Governador Interino do RJ Acumula Mais de R$ 192 Mil em Diárias em Sete Meses
O presidente do Tribunal de Justiça do Rio de Janeiro (TJRJ), Ricardo Couto de Castro, que assumiu interinamente o governo do estado, recebeu um total de R$ 192,3 mil em diárias entre janeiro e julho de 2025. Em alguns meses, o valor recebido como diária ultrapassou os R$ 45 mil estimados para seu salário mensal, gerando debate sobre a gestão dos recursos públicos.
As diárias, destinadas a cobrir despesas com hospedagem, alimentação e deslocamento em viagens a serviço, são definidas pela própria Corte e podem atingir R$ 1.394 em território nacional e até US$ 865 (aproximadamente R$ 4,6 mil) por dia no exterior. Os meses de junho, agosto, outubro e dezembro de 2025 registraram os maiores gastos com o benefício.
Apenas em junho, Couto recebeu R$ 49,2 mil em diárias, após viagens a Brasília e Madri, elevando seus rendimentos totais no mês para perto de R$ 94 mil. Em agosto, com compromissos em Portugal, São Luís e Brasília, o magistrado passou mais da metade do mês fora do estado, acumulando R$ 42,6 mil em diárias.

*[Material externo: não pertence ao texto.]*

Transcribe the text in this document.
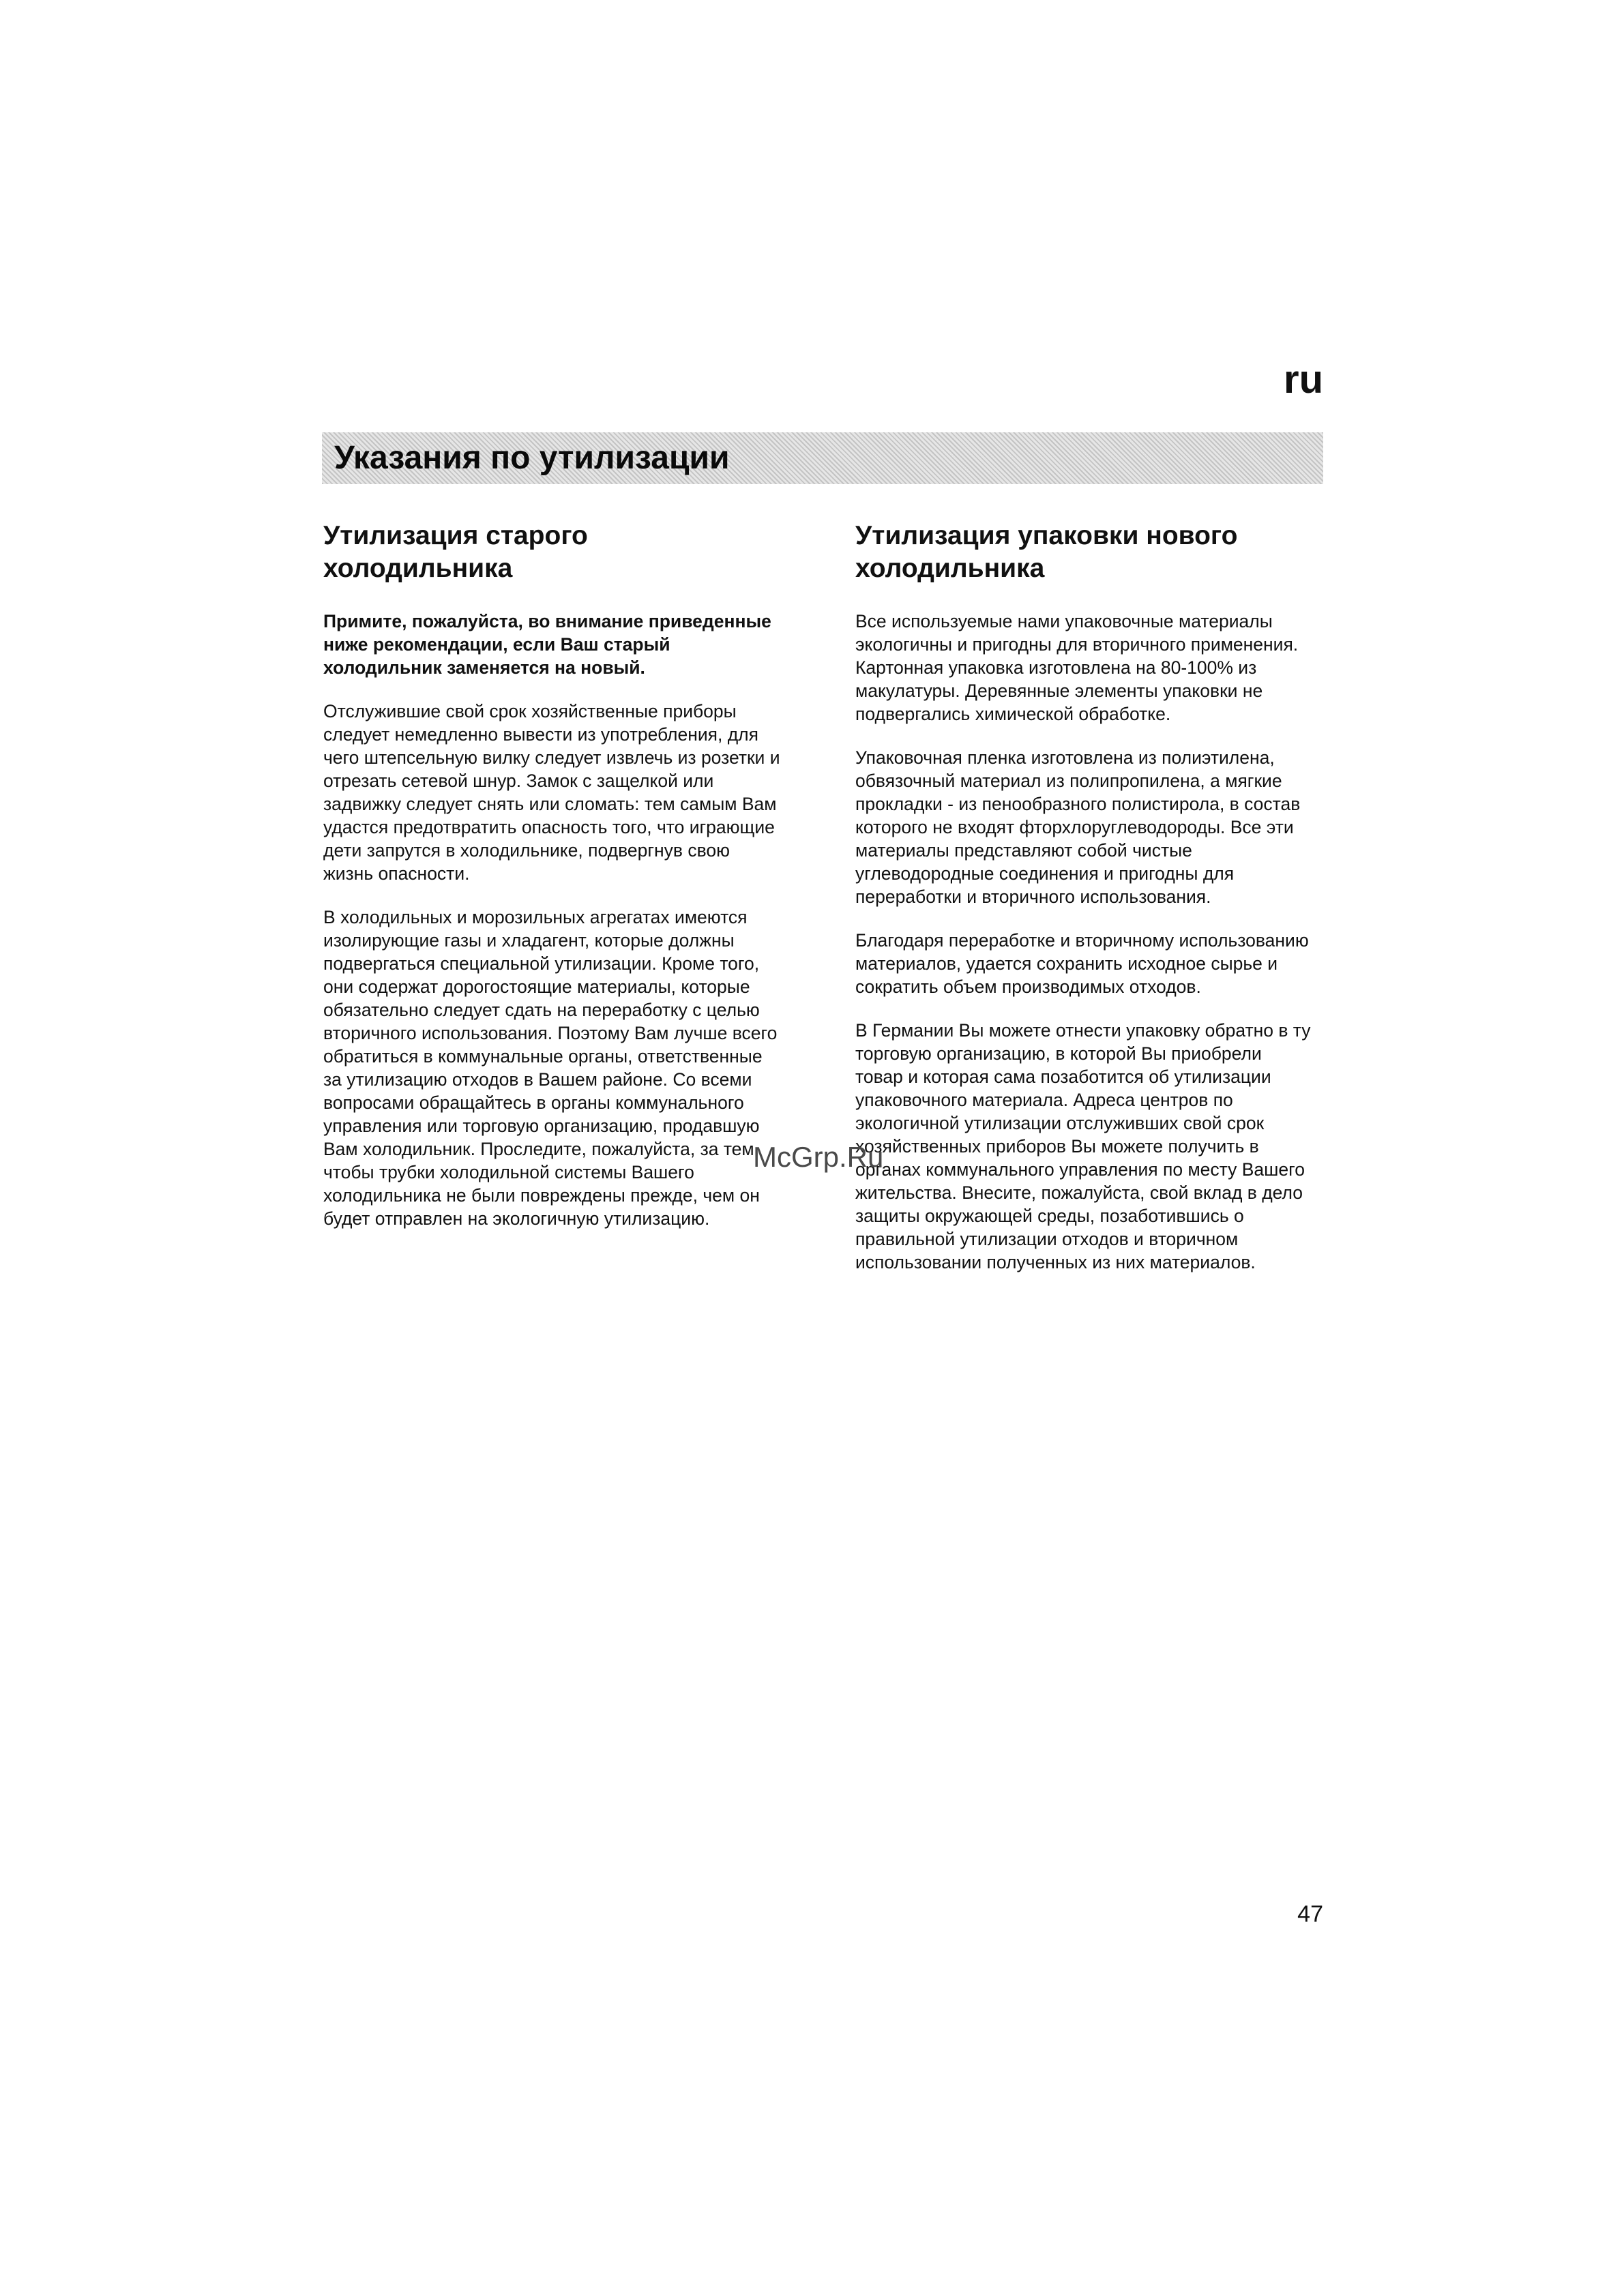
ru
Указания по утилизации
Утилизация старого холодильника

Примите, пожалуйста, во внимание приведенные ниже рекомендации, если Ваш старый холодильник заменяется на новый.

Отслужившие свой срок хозяйственные приборы следует немедленно вывести из употребления, для чего штепсельную вилку следует извлечь из розетки и отрезать сетевой шнур. Замок с защелкой или задвижку следует снять или сломать: тем самым Вам удастся предотвратить опасность того, что играющие дети запрутся в холодильнике, подвергнув свою жизнь опасности.

В холодильных и морозильных агрегатах имеются изолирующие газы и хладагент, которые должны подвергаться специальной утилизации. Кроме того, они содержат дорогостоящие материалы, которые обязательно следует сдать на переработку с целью вторичного использования. Поэтому Вам лучше всего обратиться в коммунальные органы, ответственные за утилизацию отходов в Вашем районе. Со всеми вопросами обращайтесь в органы коммунального управления или торговую организацию, продавшую Вам холодильник. Проследите, пожалуйста, за тем, чтобы трубки холодильной системы Вашего холодильника не были повреждены прежде, чем он будет отправлен на экологичную утилизацию.

Утилизация упаковки нового холодильника

Все используемые нами упаковочные материалы экологичны и пригодны для вторичного применения. Картонная упаковка изготовлена на 80-100% из макулатуры. Деревянные элементы упаковки не подвергались химической обработке.

Упаковочная пленка изготовлена из полиэтилена, обвязочный материал из полипропилена, а мягкие прокладки - из пенообразного полистирола, в состав которого не входят фторхлоруглеводороды. Все эти материалы представляют собой чистые углеводородные соединения и пригодны для переработки и вторичного использования.

Благодаря переработке и вторичному использованию материалов, удается сохранить исходное сырье и сократить объем производимых отходов.

В Германии Вы можете отнести упаковку обратно в ту торговую организацию, в которой Вы приобрели товар и которая сама позаботится об утилизации упаковочного материала. Адреса центров по экологичной утилизации отслуживших свой срок хозяйственных приборов Вы можете получить в органах коммунального управления по месту Вашего жительства. Внесите, пожалуйста, свой вклад в дело защиты окружающей среды, позаботившись о правильной утилизации отходов и вторичном использовании полученных из них материалов.

McGrp.Ru
47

Viagens Internacionais e Nacionais Detalham Gastos
Outubro apresentou 20 dias de trânsito para o magistrado, incluindo uma viagem à França para um evento de magistratura, que resultou em R$ 31,4 mil em diárias. No final do ano, em dezembro, foram mais R$ 36,6 mil para deslocamentos a Roma, Florianópolis e Belo Horizonte. Apenas a viagem à capital italiana, para um encontro sobre direito digital, custou R$ 31,5 mil em diárias.
Mesmo antes de assumir interinamente o governo em março de 2026, o desembargador já havia recebido R$ 37,6 mil por uma viagem de 10 dias a Portugal, classificada como “visita institucional”. A agenda detalhada desta viagem, no entanto, não foi divulgada.
Contexto Político e Debate sobre Transparência
Ricardo Couto assumiu o governo interinamente após a renúncia do então governador Cláudio Castro, que deixou o cargo para disputar uma vaga no Senado. A sucessão ocorreu em um cenário de instabilidade política no Rio de Janeiro, com mudanças na linha sucessória e investigações envolvendo lideranças da Assembleia Legislativa. Paralelamente, o Supremo Tribunal Federal discute a possibilidade de eleições indiretas para um mandato-tampão no estado.
Especialistas em gestão pública apontam que, embora legais, os gastos com diárias frequentemente geram questionamentos sobre a transparência, a real necessidade das viagens e o impacto nos cofres públicos, especialmente quando os valores ultrapassam os salários fixos dos agentes. Atualmente, o TJRJ não detalhou integralmente as agendas relacionadas às viagens do magistrado.